Masukan yang diterima Hakim O’Neill mencakup, antara lain, betapa budaya tersebut masih berjaya di ruang redaksi. YZ mengatakan, liputan bagian kriminal disebut “dunia laki-laki” yang membawa pesan tersirat, yakni “jangan kemayu, Tuan Putri”.
Kasus YZ, menurut The Conversation, menunjukkan surat kabar "The Age" yang terbit tahun 1854 itu gagal belajar dari kasus sebelumnya. Seorang saksi yang juga kepala bagian pelatihan di surat kabar itu mengatakan, ia frustrasi karena gagal membujuk pimpinan untuk membuat pelatihan dan program pendukung yang tepat. Hakim O’Neill mengatakan, pernyataan saksi ini sangat membantu.

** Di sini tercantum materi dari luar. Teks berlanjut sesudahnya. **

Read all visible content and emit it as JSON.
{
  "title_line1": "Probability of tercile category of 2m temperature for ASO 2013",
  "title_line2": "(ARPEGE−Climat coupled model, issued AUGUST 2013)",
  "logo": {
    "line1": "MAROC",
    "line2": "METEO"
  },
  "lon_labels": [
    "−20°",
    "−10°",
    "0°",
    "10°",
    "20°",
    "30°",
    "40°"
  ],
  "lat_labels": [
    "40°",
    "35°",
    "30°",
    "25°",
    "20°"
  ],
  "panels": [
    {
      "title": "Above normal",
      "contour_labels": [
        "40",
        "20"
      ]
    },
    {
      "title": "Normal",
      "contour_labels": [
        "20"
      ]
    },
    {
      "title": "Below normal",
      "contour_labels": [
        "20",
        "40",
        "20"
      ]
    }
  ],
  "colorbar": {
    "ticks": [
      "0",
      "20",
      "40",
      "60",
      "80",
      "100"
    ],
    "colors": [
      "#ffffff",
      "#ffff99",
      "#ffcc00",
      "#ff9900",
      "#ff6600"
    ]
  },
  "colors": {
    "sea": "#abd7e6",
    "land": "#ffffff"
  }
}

Situs Dart Center memuat sejumlah tip untuk menolong wartawan melindungi diri. Kasus YZ, menurut The Conversation, tidak saja mengungkap apa yang dialami wartawan, tetapi juga tindakan para editor dan pimpinan media. ABC dikenal berada di garda depan. Media nasional Australia ini sudah sepuluh tahun memiliki program dukungan antar-wartawan.